Les prérogatives du président de la République, du chef du législatif et du Premier ministre sont au centre de vives polémiques. Sur fond d’un bras de fer communautaire
Michel TOUMA
Les Libanais ont appris à s’accoutumer au traditionnel régime de la douche écossaise. Les tractations, le plus souvent fiévreuses, qui se poursuivent depuis près de huit mois et qui portent sur la formation d’un nouveau gouvernement, lequel n’en finit plus d’être en gestation, donnent lieu depuis une dizaine de jours à des informations optimistes qui sont démenties le lendemain, pour être relancées quelques heures plus tard pour être démenties à nouveau le lendemain matin …
Ce bras de fer oppose le président de la République Michel Aoun et sa formation politique, le Courant patriotique libre (CPL) – conduit pas son gendre Gebrane Bassil –, d’une part, au Premier ministre désigné, Saad Hariri, soutenu par les principaux pôles de sa communauté sunnite, d’autre part.
En apparence, le différend entre les deux parties porte sur la répartition des portefeuilles et sur la nomination de certains ministres chrétiens. Les milieux de l’opposition affirment toutefois qu’il ne s’agit là que de la partie visible de l’iceberg. En réalité, selon ces sources, c’est le Hezbollah inféodé à l’Iran qui fait obstruction à la formation du nouveau gouvernement. L’agenda de cette formation politique est dicté par les pourparlers en cours à Vienne avec la communauté internationale.
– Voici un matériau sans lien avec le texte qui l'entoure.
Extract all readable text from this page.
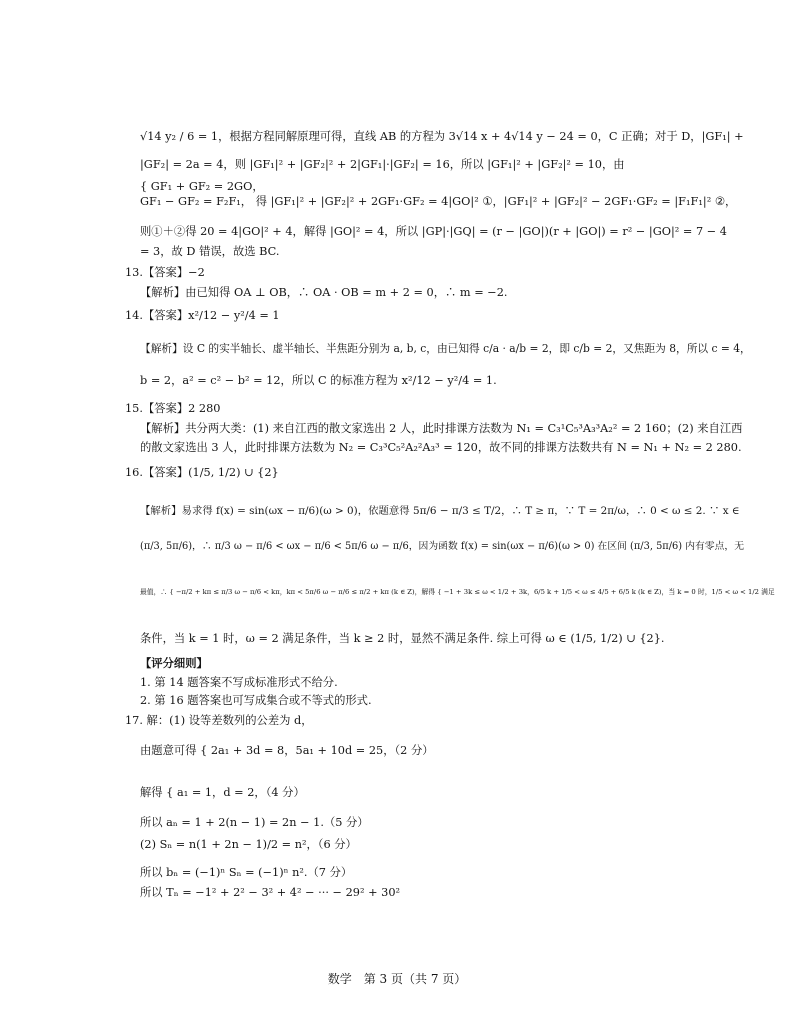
√14 y₂ / 6 = 1，根据方程同解原理可得，直线 AB 的方程为 3√14 x + 4√14 y − 24 = 0，C 正确；对于 D，|GF₁| +
|GF₂| = 2a = 4，则 |GF₁|² + |GF₂|² + 2|GF₁|·|GF₂| = 16，所以 |GF₁|² + |GF₂|² = 10，由
{ GF₁ + GF₂ = 2GO，
GF₁ − GF₂ = F₂F₁， 得 |GF₁|² + |GF₂|² + 2GF₁·GF₂ = 4|GO|² ①，|GF₁|² + |GF₂|² − 2GF₁·GF₂ = |F₁F₁|² ②，
则①＋②得 20 = 4|GO|² + 4，解得 |GO|² = 4，所以 |GP|·|GQ| = (r − |GO|)(r + |GO|) = r² − |GO|² = 7 − 4
= 3，故 D 错误，故选 BC.
13.【答案】−2
【解析】由已知得 OA ⊥ OB，∴ OA · OB = m + 2 = 0，∴ m = −2.
14.【答案】x²/12 − y²/4 = 1
【解析】设 C 的实半轴长、虚半轴长、半焦距分别为 a, b, c，由已知得 c/a · a/b = 2，即 c/b = 2，又焦距为 8，所以 c = 4，
b = 2，a² = c² − b² = 12，所以 C 的标准方程为 x²/12 − y²/4 = 1.
15.【答案】2 280
【解析】共分两大类：(1) 来自江西的散文家选出 2 人，此时排课方法数为 N₁ = C₃¹C₅³A₃³A₂² = 2 160；(2) 来自江西
的散文家选出 3 人，此时排课方法数为 N₂ = C₃³C₅²A₂²A₃³ = 120，故不同的排课方法数共有 N = N₁ + N₂ = 2 280.
16.【答案】(1/5, 1/2) ∪ {2}
【解析】易求得 f(x) = sin(ωx − π/6)(ω > 0)，依题意得 5π/6 − π/3 ≤ T/2，∴ T ≥ π，∵ T = 2π/ω，∴ 0 < ω ≤ 2. ∵ x ∈
(π/3, 5π/6)，∴ π/3 ω − π/6 < ωx − π/6 < 5π/6 ω − π/6，因为函数 f(x) = sin(ωx − π/6)(ω > 0) 在区间 (π/3, 5π/6) 内有零点，无
最值，∴ { −π/2 + kπ ≤ π/3 ω − π/6 < kπ，kπ < 5π/6 ω − π/6 ≤ π/2 + kπ (k ∈ Z)，解得 { −1 + 3k ≤ ω < 1/2 + 3k，6/5 k + 1/5 < ω ≤ 4/5 + 6/5 k (k ∈ Z)，当 k = 0 时，1/5 < ω < 1/2 满足
条件，当 k = 1 时，ω = 2 满足条件，当 k ≥ 2 时，显然不满足条件. 综上可得 ω ∈ (1/5, 1/2) ∪ {2}.
【评分细则】
1. 第 14 题答案不写成标准形式不给分.
2. 第 16 题答案也可写成集合或不等式的形式.
17. 解：(1) 设等差数列的公差为 d，
由题意可得 { 2a₁ + 3d = 8，5a₁ + 10d = 25，（2 分）
解得 { a₁ = 1，d = 2，（4 分）
所以 aₙ = 1 + 2(n − 1) = 2n − 1.（5 分）
(2) Sₙ = n(1 + 2n − 1)/2 = n²，（6 分）
所以 bₙ = (−1)ⁿ Sₙ = (−1)ⁿ n².（7 分）
所以 Tₙ = −1² + 2² − 3² + 4² − ··· − 29² + 30²
数学　第 3 页（共 7 页）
Le dossier nucléaire est au coeur de la négociation. Mais c’est surtout l’arsenal de l’Iran en missiles balistiques et la politique expansionniste des Gardiens de la Révolution iranienne (les Pasdarans) qui posent de sérieux probl§mes/.
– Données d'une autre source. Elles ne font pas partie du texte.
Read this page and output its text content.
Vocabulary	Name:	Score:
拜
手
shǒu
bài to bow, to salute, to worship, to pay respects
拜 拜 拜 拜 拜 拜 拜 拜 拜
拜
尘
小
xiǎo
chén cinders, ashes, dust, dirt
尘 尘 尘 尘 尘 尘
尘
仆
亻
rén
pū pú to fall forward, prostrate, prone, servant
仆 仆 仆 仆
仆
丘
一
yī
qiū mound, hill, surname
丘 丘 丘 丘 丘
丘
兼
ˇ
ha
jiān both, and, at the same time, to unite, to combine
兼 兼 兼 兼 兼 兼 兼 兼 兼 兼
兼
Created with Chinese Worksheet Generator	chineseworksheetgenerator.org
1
Médiation du chef du législatif
Au cours des derniers jours, le président de la Chambre, Nabih Berry, a entrepris une médiation entre les deux camps. En début de semaine, un climat positif sur le résultat de cette médiation a filtré à la presse. Mais cet optimisme très relatif a été dissipé dans la journée de mardi, 15 juin, sur fond d’une véritable guerre de communiqués entre les trois pôles du pouvoir constitutionnel, le président Aoun, Nabih Berry et Saad Hariri.
Le chef de l’Etat accuse notamment le président de la Chambre de court-circuiter ses prérogatives prévues dans la formation du gouvernement tandis que M. Hariri accuse le président Aoun de vouloir rogner les prérogatives du Premier ministre désigné et de chercher à imposer de nouvelles pratiques institutionnelles dans la formation du gouvernement, en contradiction avec les termes de la Constitution. Les milieux de M. Hariri accusent, d’autre part, le président Aoun et son camp de vouloir l’évincer.
Guerre de communiqués
Au cours des dernières vingt-quatre heures, la tension est montée d’un cran entre le chef de l’Etat et le président de la Chambre, lequel a publié un communiqué soulignant que sur le plan strictement constitutionnel, le président de la République n’a pas son mot à dire dans le choix des ministres chrétiens. Le bureau de presse de Nabih Berry a d’autre part accusé le chef de l’Etat de vouloir pousser M. Hariri à la sortie, soulignant que le président de la République « n’a pas le droit » de manœuvrer pour obtenir la récusation du Premier ministre désigné du fait que ce dernier a été nommé par les députés.
En réponse à M. Berry, le bureau de presse de la présidence de la République a publié mercredi matin un communiqué dans lequel il accuse M. Berry de chercher à marginaliser le rôle du président, notamment en ce qui concerne le mécanisme de formation du gouvernement.
La tension entre les trois pôles du pouvoir a ainsi débordé du cadre des manœuvres politiciennes pour prendre la tournure d’un bras de fer, à caractère confessionnel, autour des prérogatives constitutionnelles et du rôle respectif des trois pôles du pouvoir qui représentent les trois principales communautés du pays (maronite, chiite et sunnite).
Pour l’heure la grande question qui se pose, ce mercredi 16 juin, est de savoir si M. Hariri finira par renoncer à former le gouvernement. S’adressant aux membres de son bloc parlementaire, il a souligné, mardi, qu’il ne se récusera que lorsque le président de la Chambre annoncera qu’il met fin à sa médiation. Une façon de faire de Nabih Berry le maître du jeu et le principal arbitre dans ce bras de fer qui paralyse le pays depuis de nombreux mois alors que la population est confrontée à la pire crise socio-économique et politique de son histoire contemporaine.